Begonvilleri Beraber Öldürdük Sevgilim
‘Sevgili Yağız,
Bu mektubu sana yazmak istemezdim. Öncelikle beni ne olur affet desem de affetmeyeceğini, senin bu tip zarflara karşı zaafın olduğunu ve açamadığını da biliyorum. Ama maalesef böyle olması gerekiyordu…
Yoruldum, soluksuz kaldım. Çünkülerin anlamını yitirdiği ne varsa, nedenlerin en karanlık dünyasında saçma sapan bir anlam karmaşasında... Çok zor bunu söylemek… Bu verilmesi çok zor bir ayrılık haberi... Ayrılıyorum. Nefret denizinden geçmemek şartıyla iki bilet aldım,limanları ayırıyorum seninle.
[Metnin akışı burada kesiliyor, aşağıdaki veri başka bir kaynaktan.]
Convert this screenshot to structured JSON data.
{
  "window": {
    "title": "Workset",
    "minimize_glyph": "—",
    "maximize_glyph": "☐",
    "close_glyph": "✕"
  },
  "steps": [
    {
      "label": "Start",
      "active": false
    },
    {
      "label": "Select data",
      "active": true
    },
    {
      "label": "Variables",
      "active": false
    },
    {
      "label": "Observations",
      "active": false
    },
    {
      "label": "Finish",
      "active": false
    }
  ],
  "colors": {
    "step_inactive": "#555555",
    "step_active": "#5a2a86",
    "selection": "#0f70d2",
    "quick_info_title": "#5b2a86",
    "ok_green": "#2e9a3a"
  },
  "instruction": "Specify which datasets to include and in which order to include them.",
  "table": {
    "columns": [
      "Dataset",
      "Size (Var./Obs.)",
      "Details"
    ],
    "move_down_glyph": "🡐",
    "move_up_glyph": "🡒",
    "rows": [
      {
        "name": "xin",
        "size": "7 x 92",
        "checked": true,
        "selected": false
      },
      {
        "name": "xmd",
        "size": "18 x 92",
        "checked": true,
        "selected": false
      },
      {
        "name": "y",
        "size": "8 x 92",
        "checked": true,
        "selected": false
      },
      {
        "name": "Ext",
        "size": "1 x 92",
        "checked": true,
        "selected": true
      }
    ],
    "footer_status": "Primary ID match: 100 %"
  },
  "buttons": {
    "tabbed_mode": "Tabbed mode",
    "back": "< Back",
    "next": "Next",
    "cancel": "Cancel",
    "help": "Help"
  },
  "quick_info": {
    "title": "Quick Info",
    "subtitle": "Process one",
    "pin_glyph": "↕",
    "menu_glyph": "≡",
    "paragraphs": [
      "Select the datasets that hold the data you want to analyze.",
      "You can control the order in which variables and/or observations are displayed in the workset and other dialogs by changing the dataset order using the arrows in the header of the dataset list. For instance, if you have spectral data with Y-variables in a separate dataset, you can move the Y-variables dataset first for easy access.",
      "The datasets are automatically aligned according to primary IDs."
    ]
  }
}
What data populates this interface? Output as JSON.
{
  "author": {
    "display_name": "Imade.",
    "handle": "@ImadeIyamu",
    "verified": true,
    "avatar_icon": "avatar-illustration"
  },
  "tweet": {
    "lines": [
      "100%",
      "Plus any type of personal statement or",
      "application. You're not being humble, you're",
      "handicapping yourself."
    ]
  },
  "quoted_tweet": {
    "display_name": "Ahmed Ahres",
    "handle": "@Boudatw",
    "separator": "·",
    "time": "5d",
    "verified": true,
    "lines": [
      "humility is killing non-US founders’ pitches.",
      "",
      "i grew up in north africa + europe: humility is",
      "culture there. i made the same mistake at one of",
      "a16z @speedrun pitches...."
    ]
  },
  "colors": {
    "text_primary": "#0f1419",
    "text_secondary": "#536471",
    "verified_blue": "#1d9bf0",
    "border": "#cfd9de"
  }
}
Sen başka bir limanda, yine benden habersiz yaşarsın ama ben sensiz, senin varlığını bildiğim halde zor yaşarım. Dayanamıyorum artık. Bu duyarsızlığını kaldıramıyorum. Ayrılıyoruz. Beyhude bir çabada olsa benimkisi, bir şekilde kopmalıyım senden.
Düşünüyorumda; aynı gemideydik ve hiç karşılaşmadık. Beni bulabilirdin. Sana seslendim, beni duyabilirdin. Çok şarkı bestelendi uğruna ve sen mırıldandın hepsini sana yazıldığını bilmeden ve derbeder bir şekilde olduğumun farkına varmadan hoşlandın bu şarkılardan. Bu şarkıların yazarı bendim. Bu şarkıların ağlayanı bendim ve duymayanı sen. Sen duysan da duymasan da bu şarkıların acısında kavruldum. Savurgan ve incitmeyen bir küfür tutturdum kendimce… Sen görmedin seni ne kadar sevdiğimi…’
(Tanıtım Bülteninden)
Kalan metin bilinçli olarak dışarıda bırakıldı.